State leakage during fast decay and control of a superconducting transmon qubit

TL;DR

This paper investigates state leakage in superconducting transmon qubits, revealing significant short-time leakage effects and demonstrating suppression techniques, thereby clarifying the limits of the two-level approximation in qubit control.

Contribution

It provides a numerically exact analysis of state leakage in transmon qubits, highlighting the impact of higher excited states on decay and gate fidelity, and shows how DRAG control mitigates leakage errors.

Findings

Significant short-time state leakage due to bath coupling.

Quantification of leakage errors in single-qubit gates.
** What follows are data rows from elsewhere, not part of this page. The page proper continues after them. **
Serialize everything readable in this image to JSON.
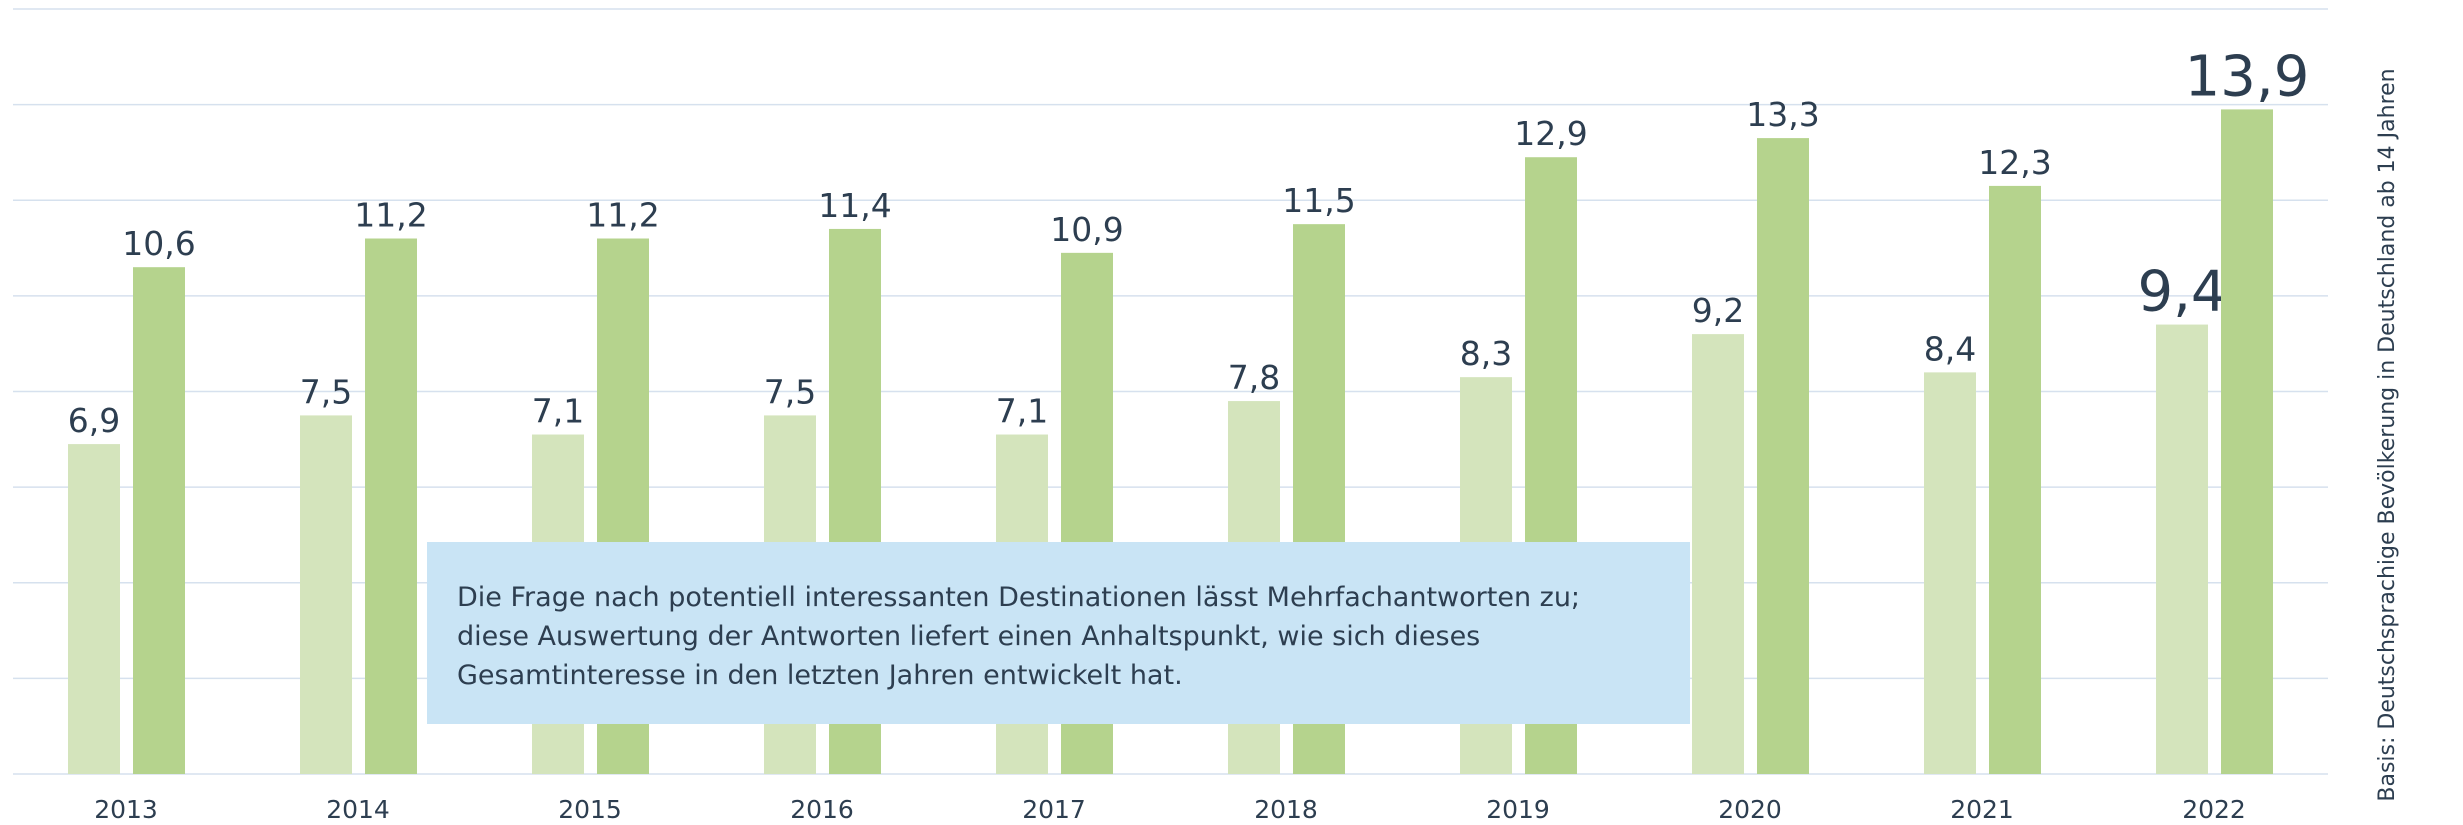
{
  "chart_data": {
    "type": "bar",
    "categories": [
      "2013",
      "2014",
      "2015",
      "2016",
      "2017",
      "2018",
      "2019",
      "2020",
      "2021",
      "2022"
    ],
    "series": [
      {
        "color": "#d4e4bc",
        "values": [
          6.9,
          7.5,
          7.1,
          7.5,
          7.1,
          7.8,
          8.3,
          9.2,
          8.4,
          9.4
        ],
        "value_labels": [
          "6,9",
          "7,5",
          "7,1",
          "7,5",
          "7,1",
          "7,8",
          "8,3",
          "9,2",
          "8,4",
          "9,4"
        ]
      },
      {
        "color": "#b5d38d",
        "values": [
          10.6,
          11.2,
          11.2,
          11.4,
          10.9,
          11.5,
          12.9,
          13.3,
          12.3,
          13.9
        ],
        "value_labels": [
          "10,6",
          "11,2",
          "11,2",
          "11,4",
          "10,9",
          "11,5",
          "12,9",
          "13,3",
          "12,3",
          "13,9"
        ]
      }
    ],
    "ylim": [
      0,
      16
    ],
    "yticks": [
      0,
      2,
      4,
      6,
      8,
      10,
      12,
      14,
      16
    ],
    "grid": true,
    "annotation": "Die Frage nach potentiell interessanten Destinationen lässt Mehrfachantworten zu; diese Auswertung der Antworten liefert einen Anhaltspunkt, wie sich dieses Gesamtinteresse in den letzten Jahren entwickelt hat.",
    "side_note": "Basis: Deutschsprachige Bevölkerung in Deutschland ab 14 Jahren"
  }
}
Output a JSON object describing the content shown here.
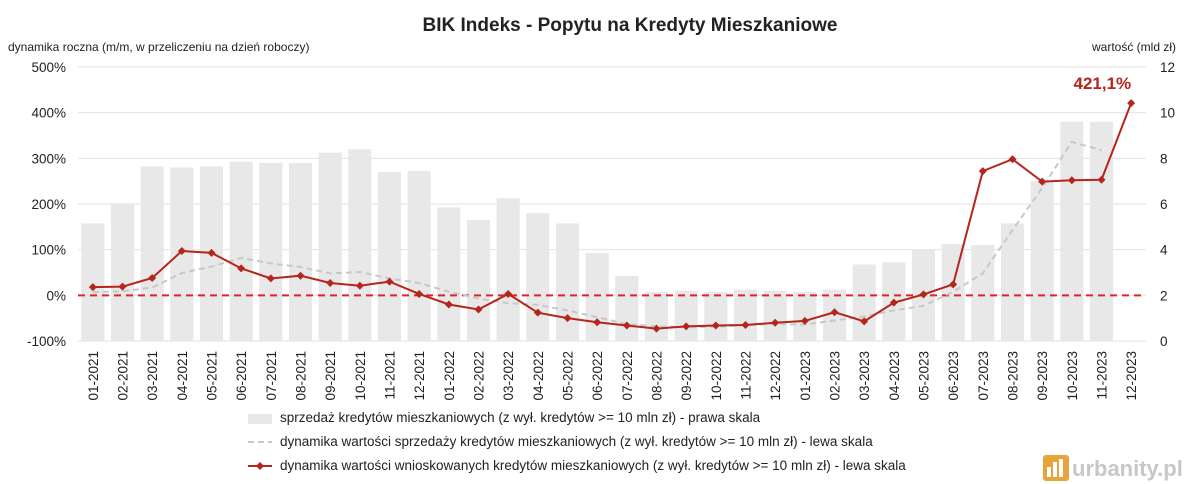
{
  "chart_data": {
    "type": "bar",
    "title": "BIK Indeks - Popytu na Kredyty Mieszkaniowe",
    "ylabel_left": "dynamika roczna (m/m, w przeliczeniu na dzień roboczy)",
    "ylabel_right": "wartość (mld zł)",
    "left_ticks": [
      "-100%",
      "0%",
      "100%",
      "200%",
      "300%",
      "400%",
      "500%"
    ],
    "right_ticks": [
      "0",
      "2",
      "4",
      "6",
      "8",
      "10",
      "12"
    ],
    "ylim_left": [
      -100,
      500
    ],
    "ylim_right": [
      0,
      12
    ],
    "grid": true,
    "legend_position": "bottom",
    "zero_line_color": "#d9262b",
    "categories": [
      "01-2021",
      "02-2021",
      "03-2021",
      "04-2021",
      "05-2021",
      "06-2021",
      "07-2021",
      "08-2021",
      "09-2021",
      "10-2021",
      "11-2021",
      "12-2021",
      "01-2022",
      "02-2022",
      "03-2022",
      "04-2022",
      "05-2022",
      "06-2022",
      "07-2022",
      "08-2022",
      "09-2022",
      "10-2022",
      "11-2022",
      "12-2022",
      "01-2023",
      "02-2023",
      "03-2023",
      "04-2023",
      "05-2023",
      "06-2023",
      "07-2023",
      "08-2023",
      "09-2023",
      "10-2023",
      "11-2023",
      "12-2023"
    ],
    "series": [
      {
        "name": "sprzedaż kredytów mieszkaniowych (z wył. kredytów >= 10 mln zł) - prawa skala",
        "type": "bar",
        "axis": "right",
        "color": "#e8e8e8",
        "values": [
          5.15,
          6.0,
          7.65,
          7.6,
          7.65,
          7.85,
          7.8,
          7.8,
          8.25,
          8.4,
          7.4,
          7.45,
          5.85,
          5.3,
          6.25,
          5.6,
          5.15,
          3.85,
          2.85,
          2.15,
          2.2,
          2.15,
          2.25,
          2.2,
          2.15,
          2.25,
          3.35,
          3.45,
          4.0,
          4.25,
          4.2,
          5.15,
          7.0,
          9.6,
          9.6,
          null
        ]
      },
      {
        "name": "dynamika wartości sprzedaży kredytów mieszkaniowych (z wył. kredytów >= 10 mln zł) - lewa skala",
        "type": "line",
        "style": "dashed",
        "axis": "left",
        "color": "#c8c8c8",
        "values": [
          7,
          9,
          17,
          49,
          63,
          82,
          70,
          62,
          48,
          51,
          37,
          27,
          8,
          -7,
          -17,
          -21,
          -33,
          -48,
          -63,
          -68,
          -70,
          -69,
          -65,
          -63,
          -64,
          -55,
          -46,
          -33,
          -23,
          8,
          48,
          143,
          235,
          336,
          318,
          null
        ]
      },
      {
        "name": "dynamika wartości wnioskowanych kredytów mieszkaniowych (z wył. kredytów >= 10 mln zł) - lewa skala",
        "type": "line",
        "style": "solid-markers",
        "axis": "left",
        "color": "#b5251c",
        "values": [
          18,
          19,
          38,
          97,
          93,
          59,
          37,
          43,
          27,
          21,
          30,
          3,
          -20,
          -31,
          3,
          -38,
          -50,
          -59,
          -66,
          -73,
          -68,
          -66,
          -65,
          -60,
          -56,
          -37,
          -57,
          -16,
          2,
          24,
          272,
          298,
          249,
          252,
          253,
          421
        ]
      }
    ],
    "annotations": [
      {
        "text": "421,1%",
        "target": "12-2023"
      }
    ]
  },
  "watermark": {
    "text": "urbanity.pl",
    "color": "#c7c7c7",
    "accent": "#e8a33a"
  }
}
Demonstration of leakage suppression using DRAG control.

Abstract

Superconducting Josephson junction qubits constitute the main current technology for many applications, including scalable quantum computers and thermal devices. Theoretical modeling of such systems is usually done within the two-level approximation. However, accurate theoretical modeling requires taking into account the influence of the higher excited states without limiting the system to the two-level qubit subspace. Here, we study the dynamics and control of a superconducting transmon using the numerically exact stochastic Liouville-von Neumann equation approach. We focus on the role of state leakage from the ideal two-level subspace for bath induced decay and single-qubit gate operations. We find significant short-time state leakage due to the strong coupling to the bath. We quantify the leakage errors in single-qubit gates and demonstrate their suppression with DRAG control for a five-level transmon in the presence of decoherence. Our results predict the limits of accuracy of the two-level approximation and possible intrinsic constraints in qubit dynamics and control for an experimentally relevant parameter set.